International Biennial of photography – Brescia
It opened in Brescia the International Biennial of photography, promoted by the City Government and organized by the Ken Damy Museum. It comprises 33 exhibitions, in public and private spaces crossing all over the city. The main exposure is inside the Museum of Saint Julia and it proposes an attempt of an history of the feminine photography. It is also interesting the collective exhibition inside the Castle “Contempor’ art” in which there are to photos by Marina Abramovich and Beecroft, and one exhibition of a private collection in the Ken Damy Museum. Between the personal exhibitions, it is interesting an anthological of the photographer Francesca Woodman cared by Massimo Minini.

The first ever live theatrical commercial in US – New York
British actress Parminder Nagra appeared on a New York stage as part of a live commercial to promote tourism in London. Nagra, who stars on ER, made a cameo appearance with a troupe organised by the British tourism group Visit London. The commercial was to make its New York debut before a performance of Stomp at the Orpheum Theatre. The growing commercialisation has some critics turning thumbs down. “They’re trying to turn Broadway into ad-way,” says Gary Ruskin of watchdog group Commercial Alert. “People go to Broadway for a moment of solace. This could alienate the audience.” But it’s hard for marketers to resist the more than 12 million people who saw Broadway shows during the 2005-06 season, as tracked by The League of American Theatres and Producers.

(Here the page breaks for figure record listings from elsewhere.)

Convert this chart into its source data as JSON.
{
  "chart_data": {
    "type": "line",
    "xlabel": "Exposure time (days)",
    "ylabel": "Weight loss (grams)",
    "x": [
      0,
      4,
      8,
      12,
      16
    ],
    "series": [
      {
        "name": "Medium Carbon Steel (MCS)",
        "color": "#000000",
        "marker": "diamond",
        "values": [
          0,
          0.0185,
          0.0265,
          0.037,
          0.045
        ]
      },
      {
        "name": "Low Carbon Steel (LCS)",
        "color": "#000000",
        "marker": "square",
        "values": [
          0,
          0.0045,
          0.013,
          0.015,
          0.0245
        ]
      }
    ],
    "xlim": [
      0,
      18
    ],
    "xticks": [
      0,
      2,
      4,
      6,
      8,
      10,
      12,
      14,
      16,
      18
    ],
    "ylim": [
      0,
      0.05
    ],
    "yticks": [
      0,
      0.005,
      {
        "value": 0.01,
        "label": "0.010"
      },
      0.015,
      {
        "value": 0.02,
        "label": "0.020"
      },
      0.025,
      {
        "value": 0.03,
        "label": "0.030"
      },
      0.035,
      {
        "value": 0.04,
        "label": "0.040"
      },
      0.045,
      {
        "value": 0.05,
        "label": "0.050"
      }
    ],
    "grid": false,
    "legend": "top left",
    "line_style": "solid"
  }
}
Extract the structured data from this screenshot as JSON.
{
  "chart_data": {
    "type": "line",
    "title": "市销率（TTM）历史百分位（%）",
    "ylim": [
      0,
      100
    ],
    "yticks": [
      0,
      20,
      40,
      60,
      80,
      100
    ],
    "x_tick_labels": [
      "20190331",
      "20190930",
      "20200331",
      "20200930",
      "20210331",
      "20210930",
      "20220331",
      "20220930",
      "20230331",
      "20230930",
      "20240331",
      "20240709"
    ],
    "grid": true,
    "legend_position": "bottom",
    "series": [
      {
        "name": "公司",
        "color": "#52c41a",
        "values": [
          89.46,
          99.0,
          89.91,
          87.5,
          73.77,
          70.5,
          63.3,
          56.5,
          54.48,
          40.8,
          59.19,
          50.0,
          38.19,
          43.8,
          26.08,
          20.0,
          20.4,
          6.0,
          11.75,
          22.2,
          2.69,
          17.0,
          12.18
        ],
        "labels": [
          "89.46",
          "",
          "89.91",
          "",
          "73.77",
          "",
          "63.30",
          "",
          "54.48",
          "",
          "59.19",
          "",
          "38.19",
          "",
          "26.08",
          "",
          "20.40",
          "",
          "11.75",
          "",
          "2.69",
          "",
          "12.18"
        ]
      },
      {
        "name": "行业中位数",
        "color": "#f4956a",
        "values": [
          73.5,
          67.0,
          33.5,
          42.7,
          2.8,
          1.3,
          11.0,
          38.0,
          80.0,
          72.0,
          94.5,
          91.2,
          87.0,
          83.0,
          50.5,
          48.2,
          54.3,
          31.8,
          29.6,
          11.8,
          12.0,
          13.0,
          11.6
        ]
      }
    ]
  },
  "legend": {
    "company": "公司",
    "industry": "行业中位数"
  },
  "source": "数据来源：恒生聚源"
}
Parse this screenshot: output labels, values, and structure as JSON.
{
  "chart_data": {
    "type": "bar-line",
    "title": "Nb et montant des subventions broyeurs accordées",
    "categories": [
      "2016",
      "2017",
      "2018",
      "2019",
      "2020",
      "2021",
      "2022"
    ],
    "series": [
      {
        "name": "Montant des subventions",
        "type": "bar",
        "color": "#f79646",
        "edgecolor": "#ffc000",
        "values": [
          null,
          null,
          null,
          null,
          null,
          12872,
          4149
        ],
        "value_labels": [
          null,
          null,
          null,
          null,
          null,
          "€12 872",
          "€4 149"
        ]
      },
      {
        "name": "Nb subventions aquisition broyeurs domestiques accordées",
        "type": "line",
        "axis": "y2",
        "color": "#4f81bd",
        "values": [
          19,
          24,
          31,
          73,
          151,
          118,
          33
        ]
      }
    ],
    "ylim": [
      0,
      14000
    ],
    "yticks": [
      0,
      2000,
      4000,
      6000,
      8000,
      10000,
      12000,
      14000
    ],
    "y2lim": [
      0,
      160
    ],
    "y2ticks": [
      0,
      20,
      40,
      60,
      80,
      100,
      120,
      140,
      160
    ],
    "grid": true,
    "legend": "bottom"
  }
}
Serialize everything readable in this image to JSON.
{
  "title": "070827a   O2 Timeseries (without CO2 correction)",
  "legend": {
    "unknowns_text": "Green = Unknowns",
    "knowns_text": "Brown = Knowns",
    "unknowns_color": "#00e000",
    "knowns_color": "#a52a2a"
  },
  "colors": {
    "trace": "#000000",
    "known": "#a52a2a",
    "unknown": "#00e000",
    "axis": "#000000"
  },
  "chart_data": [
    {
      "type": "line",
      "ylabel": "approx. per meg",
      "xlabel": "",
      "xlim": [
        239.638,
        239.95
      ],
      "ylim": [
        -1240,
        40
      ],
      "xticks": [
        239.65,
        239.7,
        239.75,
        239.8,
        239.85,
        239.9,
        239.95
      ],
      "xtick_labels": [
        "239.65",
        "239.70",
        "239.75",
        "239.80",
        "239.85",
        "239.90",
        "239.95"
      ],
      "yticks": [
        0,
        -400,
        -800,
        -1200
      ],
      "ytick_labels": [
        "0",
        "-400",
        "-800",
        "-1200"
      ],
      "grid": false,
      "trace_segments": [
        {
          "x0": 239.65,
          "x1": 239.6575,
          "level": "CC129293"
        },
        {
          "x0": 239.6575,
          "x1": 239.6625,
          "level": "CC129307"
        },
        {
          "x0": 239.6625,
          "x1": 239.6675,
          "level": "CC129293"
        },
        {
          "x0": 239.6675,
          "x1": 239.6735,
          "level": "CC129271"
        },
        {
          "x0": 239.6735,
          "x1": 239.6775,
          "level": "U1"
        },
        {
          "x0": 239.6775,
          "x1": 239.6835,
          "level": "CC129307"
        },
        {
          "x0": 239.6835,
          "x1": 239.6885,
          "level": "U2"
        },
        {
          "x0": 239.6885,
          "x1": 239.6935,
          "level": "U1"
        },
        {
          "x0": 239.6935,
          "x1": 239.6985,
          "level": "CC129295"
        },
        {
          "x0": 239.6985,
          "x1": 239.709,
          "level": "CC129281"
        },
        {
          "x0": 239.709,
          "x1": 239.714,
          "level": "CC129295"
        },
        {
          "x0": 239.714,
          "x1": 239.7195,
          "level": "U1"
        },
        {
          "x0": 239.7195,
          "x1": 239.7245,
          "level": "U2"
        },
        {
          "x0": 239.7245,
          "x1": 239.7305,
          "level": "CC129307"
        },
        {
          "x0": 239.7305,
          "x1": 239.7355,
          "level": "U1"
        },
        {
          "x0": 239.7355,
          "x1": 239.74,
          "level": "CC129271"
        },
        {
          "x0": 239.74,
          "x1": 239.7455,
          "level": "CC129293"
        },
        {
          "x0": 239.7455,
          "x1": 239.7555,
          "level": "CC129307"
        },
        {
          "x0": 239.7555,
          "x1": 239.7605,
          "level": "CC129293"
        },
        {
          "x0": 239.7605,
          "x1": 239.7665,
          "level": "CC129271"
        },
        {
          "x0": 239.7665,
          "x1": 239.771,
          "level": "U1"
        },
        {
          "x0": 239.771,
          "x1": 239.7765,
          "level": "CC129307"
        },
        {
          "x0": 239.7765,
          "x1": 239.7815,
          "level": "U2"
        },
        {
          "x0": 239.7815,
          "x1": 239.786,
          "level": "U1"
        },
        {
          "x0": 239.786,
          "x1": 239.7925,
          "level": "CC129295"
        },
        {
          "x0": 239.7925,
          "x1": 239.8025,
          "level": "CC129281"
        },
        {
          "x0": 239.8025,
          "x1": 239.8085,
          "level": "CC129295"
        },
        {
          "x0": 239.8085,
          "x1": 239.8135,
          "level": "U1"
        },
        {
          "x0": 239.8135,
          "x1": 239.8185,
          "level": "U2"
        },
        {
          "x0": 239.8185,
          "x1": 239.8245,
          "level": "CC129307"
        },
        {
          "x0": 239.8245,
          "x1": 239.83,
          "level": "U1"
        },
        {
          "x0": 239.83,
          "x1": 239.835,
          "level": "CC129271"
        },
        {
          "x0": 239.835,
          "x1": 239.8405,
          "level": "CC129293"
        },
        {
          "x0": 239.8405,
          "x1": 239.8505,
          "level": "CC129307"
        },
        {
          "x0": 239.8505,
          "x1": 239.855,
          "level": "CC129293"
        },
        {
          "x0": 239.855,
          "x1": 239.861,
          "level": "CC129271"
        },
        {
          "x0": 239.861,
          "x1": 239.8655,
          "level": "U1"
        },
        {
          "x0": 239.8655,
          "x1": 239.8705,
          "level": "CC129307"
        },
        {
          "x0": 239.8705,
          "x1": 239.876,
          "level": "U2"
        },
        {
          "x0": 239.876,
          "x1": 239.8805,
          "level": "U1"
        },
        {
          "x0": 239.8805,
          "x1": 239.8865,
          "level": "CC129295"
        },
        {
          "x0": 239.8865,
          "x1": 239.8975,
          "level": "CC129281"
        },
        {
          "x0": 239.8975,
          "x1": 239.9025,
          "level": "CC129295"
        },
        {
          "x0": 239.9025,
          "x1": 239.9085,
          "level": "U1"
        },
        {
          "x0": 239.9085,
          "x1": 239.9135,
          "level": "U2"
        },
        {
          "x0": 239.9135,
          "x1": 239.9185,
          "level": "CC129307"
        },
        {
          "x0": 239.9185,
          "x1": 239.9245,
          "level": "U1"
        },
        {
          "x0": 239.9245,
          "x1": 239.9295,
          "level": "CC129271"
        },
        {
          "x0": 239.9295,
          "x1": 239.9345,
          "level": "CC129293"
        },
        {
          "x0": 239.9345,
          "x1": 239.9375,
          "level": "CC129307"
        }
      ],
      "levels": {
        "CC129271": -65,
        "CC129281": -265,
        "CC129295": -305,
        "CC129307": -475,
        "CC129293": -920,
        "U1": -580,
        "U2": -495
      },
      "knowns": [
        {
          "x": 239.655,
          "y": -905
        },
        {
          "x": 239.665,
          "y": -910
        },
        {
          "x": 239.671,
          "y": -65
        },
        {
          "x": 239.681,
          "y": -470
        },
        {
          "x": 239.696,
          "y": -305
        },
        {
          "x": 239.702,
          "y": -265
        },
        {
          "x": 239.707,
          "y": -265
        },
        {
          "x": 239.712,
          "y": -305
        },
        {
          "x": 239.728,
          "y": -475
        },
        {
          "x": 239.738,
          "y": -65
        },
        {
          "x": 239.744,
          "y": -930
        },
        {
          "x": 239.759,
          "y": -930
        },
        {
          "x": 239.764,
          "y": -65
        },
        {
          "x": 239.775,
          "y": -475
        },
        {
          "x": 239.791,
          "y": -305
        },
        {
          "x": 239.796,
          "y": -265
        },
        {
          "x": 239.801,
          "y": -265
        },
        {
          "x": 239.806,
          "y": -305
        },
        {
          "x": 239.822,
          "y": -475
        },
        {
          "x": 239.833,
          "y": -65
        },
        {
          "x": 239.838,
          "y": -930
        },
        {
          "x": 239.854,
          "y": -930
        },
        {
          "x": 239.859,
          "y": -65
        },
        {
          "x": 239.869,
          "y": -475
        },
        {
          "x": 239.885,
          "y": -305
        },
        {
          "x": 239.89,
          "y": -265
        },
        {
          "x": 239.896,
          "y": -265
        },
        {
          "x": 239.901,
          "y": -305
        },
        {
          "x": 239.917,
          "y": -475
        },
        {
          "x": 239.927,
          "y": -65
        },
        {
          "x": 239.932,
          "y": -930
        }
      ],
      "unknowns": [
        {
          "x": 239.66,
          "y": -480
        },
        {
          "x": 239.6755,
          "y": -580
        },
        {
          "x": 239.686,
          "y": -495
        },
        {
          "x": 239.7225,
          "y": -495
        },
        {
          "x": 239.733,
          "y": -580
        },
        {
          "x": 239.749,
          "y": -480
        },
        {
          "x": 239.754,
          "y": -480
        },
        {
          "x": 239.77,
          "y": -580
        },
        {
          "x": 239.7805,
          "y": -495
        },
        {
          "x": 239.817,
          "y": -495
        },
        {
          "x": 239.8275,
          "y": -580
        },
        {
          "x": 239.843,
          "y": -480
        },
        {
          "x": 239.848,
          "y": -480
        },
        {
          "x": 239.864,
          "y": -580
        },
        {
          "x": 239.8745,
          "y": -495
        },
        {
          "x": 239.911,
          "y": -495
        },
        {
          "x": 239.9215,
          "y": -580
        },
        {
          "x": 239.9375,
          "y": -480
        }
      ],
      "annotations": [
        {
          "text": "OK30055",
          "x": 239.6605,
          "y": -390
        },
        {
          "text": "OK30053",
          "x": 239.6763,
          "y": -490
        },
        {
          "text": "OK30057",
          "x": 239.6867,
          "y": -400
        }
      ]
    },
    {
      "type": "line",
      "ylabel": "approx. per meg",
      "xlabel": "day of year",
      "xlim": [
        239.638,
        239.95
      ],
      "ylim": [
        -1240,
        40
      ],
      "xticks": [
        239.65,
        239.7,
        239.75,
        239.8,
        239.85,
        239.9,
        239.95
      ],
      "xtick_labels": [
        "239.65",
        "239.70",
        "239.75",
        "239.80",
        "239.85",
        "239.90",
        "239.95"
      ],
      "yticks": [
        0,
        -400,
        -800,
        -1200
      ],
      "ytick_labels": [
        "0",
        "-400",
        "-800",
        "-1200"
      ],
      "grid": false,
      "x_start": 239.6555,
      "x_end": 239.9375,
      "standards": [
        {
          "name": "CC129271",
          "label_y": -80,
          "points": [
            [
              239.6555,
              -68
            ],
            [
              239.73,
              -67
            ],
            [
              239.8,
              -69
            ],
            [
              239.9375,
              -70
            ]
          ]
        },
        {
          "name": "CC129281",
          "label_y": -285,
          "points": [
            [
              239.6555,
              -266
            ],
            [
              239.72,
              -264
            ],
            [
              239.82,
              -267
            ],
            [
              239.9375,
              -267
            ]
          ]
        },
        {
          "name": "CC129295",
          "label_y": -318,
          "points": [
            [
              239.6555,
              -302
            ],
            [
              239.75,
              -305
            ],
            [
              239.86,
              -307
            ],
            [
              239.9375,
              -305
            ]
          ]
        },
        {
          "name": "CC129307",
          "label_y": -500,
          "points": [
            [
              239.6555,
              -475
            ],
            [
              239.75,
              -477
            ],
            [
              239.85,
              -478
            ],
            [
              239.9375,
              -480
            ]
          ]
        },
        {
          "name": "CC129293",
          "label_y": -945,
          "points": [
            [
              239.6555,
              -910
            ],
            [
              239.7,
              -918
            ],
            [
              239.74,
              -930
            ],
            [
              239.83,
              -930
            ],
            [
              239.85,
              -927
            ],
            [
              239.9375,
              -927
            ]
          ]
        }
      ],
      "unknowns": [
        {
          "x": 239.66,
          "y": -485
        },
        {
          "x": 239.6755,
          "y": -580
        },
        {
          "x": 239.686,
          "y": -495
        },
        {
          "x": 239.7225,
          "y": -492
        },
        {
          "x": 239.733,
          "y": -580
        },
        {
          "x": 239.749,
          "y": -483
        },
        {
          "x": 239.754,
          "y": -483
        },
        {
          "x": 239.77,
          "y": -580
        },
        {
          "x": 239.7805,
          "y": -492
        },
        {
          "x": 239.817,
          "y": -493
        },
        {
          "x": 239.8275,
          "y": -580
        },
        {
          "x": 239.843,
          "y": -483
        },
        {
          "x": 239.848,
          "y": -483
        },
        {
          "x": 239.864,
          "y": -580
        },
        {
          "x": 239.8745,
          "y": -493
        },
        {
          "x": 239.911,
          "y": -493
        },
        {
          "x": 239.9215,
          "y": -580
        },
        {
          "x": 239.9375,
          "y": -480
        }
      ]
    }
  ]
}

The Commercialization of Intimate Life. Notes from Home and Work by Arlie Russel
Hochschild “Of any problem I care about”, declares the author of this book, “I try to be closer to the emotions of persons”. This rule is good to produce some unexpected flashes of inspiration about the conflicts between culture of market and intimate experience. The daily life, in particular in relation of of the domestic sphere, focused these pages and can dispense inexhaustible news. In this book there are some general topics such as family life, job, the gender, Capitalism, globalization, in order to observe the way the emotional expressions, the attention for the other people and the attitudes of cure are tested in our culture. A culture that is more and more imprinted to a commercial promotion of “its self” and to the instrumental quantification of any human feeling.

Music Garden – Toronto
Internationally renowned cellist Yo-Yo Ma collaborated few years ago with a number of artists to produce Inspired by Bach – a six-part film series. For the first film in the series, The Music Garden, Mr. Ma collaborated with landscape designer Julie Moir Messervy to interpret the relationship of Bach’s First Suite for Unaccompanied Cello and nature. The result of this project is the Music Garden in Toronto’s waterfront. The garden design puts in relation each dance movement within the suite corresponding to a different section in the garden. Outdoor music and dance performances, and garden tours to explore the picturesque landscape, are in program for the 2006 series.